[Draft] Simplify for Scale
![[Draft] Simplify for Scale](/_next/image?url=%2Fimages%2Fchangelog%2F2026-02-11-v4-preview%2Fv4-banner.png&w=3840&q=75)
We've rebuilt Langfuse's infrastructure to address performance bottlenecks at scale.
After processing billions of events per month, we analyzed our query patterns and we introduce changes now to be able to scale with our customers.
The new architecture delivers faster charts and APIs through a simplified data model that eliminates expensive joins and reduces query complexity.
Changes
1. Observation-centric data model
The data model now centers on observations as the primary concept.
Context attributes (user_id, session_id, metadata) set at the trace level now propagate automatically to all child spans. This eliminates the need to repeatedly update trace metadata or patch outputs across observations.
Complex agentic workflows often involve multiple important steps within a single trace. The new observation-centric model lets you filter and analyze individual observations, moving beyond the limitation of viewing only trace-level inputs and outputs. Saved table filters let you persist filter presets across users in a project, making it easier for teams to share common views.
2. UI performance improvements
Chart rendering time has been significantly reduced. Queries that previously took seconds or minutes now complete in few seconds or milliseconds. Database operations have been optimized to reduce query complexity.
This applies to trace exploration, filtering, and analytics across large projects.
3. New observations and metrics API endpoints
We redesigned the observations and metrics APIs to test the new data model under the hood. The redesigned APIs offer significant performance improvements:
- Observations API v2: Optimized query execution with flexible filtering
- Metrics API v2: Faster aggregations across large projects
4. Faster LLM-as-a-judge evaluations
LLM-as-a-Judge evaluations on traces require a separate ClickHouse query, causing delays and backlogs at scale.
Observation-level evaluations execute in seconds instead of minutes:
- Eliminate evaluation delays: No database query overhead. Execution time is limited only by LLM API rate limits, not database performance
- Scale without performance impact: Run evaluations on every observation without degradation
- Faster iteration: See evaluation results immediately after ingestion, not minutes later
- Higher concurrency: Process more evaluations per minute
Upgrade existing trace-level evaluators to observation-level for immediate performance gains.
Technical changes

The rebuild is based on three core principles:
- Immutable observations: Observations are written once and never modified, eliminating deduplication operations.
- No joins: Trace-level attributes propagate to observations in the SDK. Queries run on a single table without joins.
- Observation-centric model: Observations are the primary data source for APIs and UI.
Max shared technical details on how we arrived at this architecture to keep product performance ahead of demand at ClickHouse Open House (recording) in Amsterdam.
How to unlock new performance
Track rollout progress and migration updates on GitHub discussions.
The new architecture is being rolled out gradually. Hereβs how to access the performance improvements:
1. Enable beta UI experience

In the UI, a beta toggle will be available to opt into the new experience. Note that not all UI screens have been migrated to the new data model yet.
Upgrade SDKs to avoid delays: Data from older SDK versions will be delayed by up to 10 minutes in the new UI. We strongly recommend upgrading to the latest SDK versions as soon as possible to see your data in real time.
2. Upgrade SDKs
Upgrade to the latest major SDK versions to take advantage of the observation-centric data model and explore your data in real time:
- Python SDK: v4 (migration guide)
- JS/TS SDK: v5 (migration guide)
The key change: update_current_trace() / updateActiveTrace() is replaced by propagate_attributes(), which automatically flows attributes like user_id, session_id, metadata, and tags to all child observations.

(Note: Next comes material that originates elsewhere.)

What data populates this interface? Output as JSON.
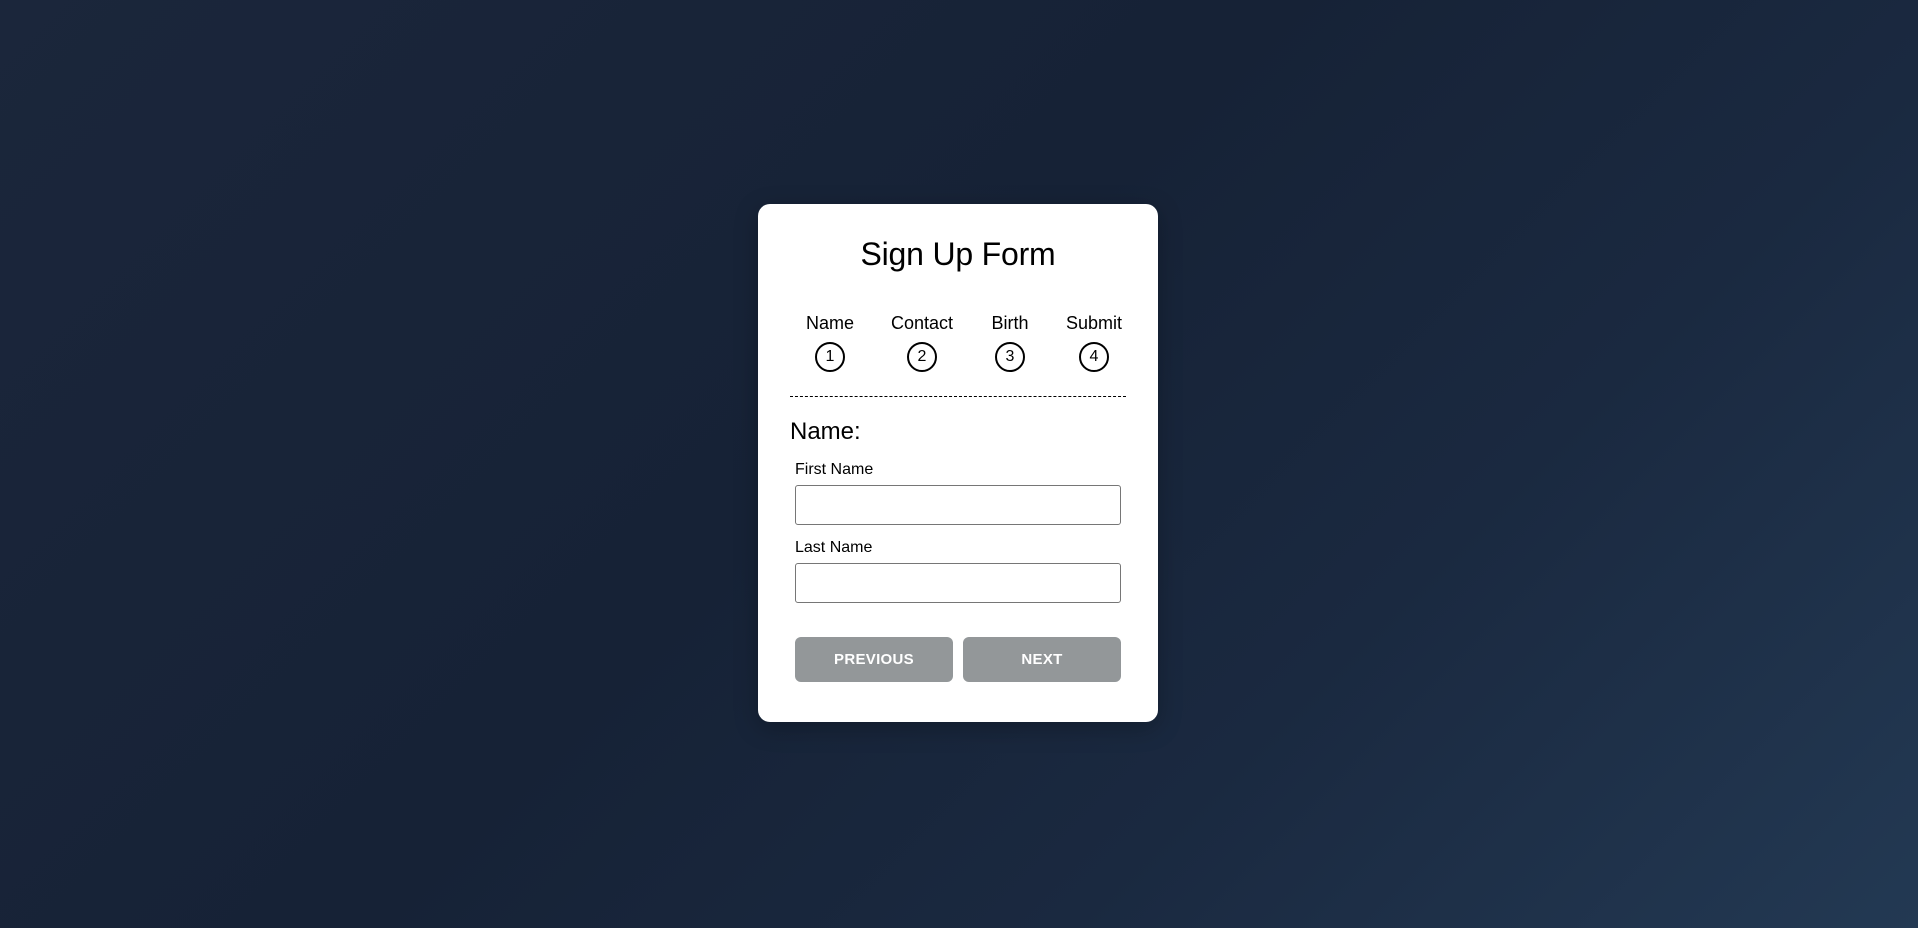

Set trace-level attributes (user_id, session_id, propagated metadata) as early as possible in your instrumentation so they propagate to all downstream spans automatically. Learn more about trace-level attributes.
3. Migrate LLM-as-a-judge evaluations
Upgrade your LLM-as-a-judge evaluations to run at the observation level instead of the trace level for significantly faster execution. Learn more in the LLM-as-a-judge migration guide.
4. Adopt new observations and metrics API endpoints
The Observations API v2 and Metrics API v2 deliver significant performance improvements through the new observation-centric data model:
- Selective field retrieval: Request only the field groups you need instead of full rows
- Cursor-based pagination: Consistent performance regardless of result set size
- Optimized querying: Built on the new immutable events table with no joins required
See the v2 APIs announcement for migration guidance and detailed feature comparison.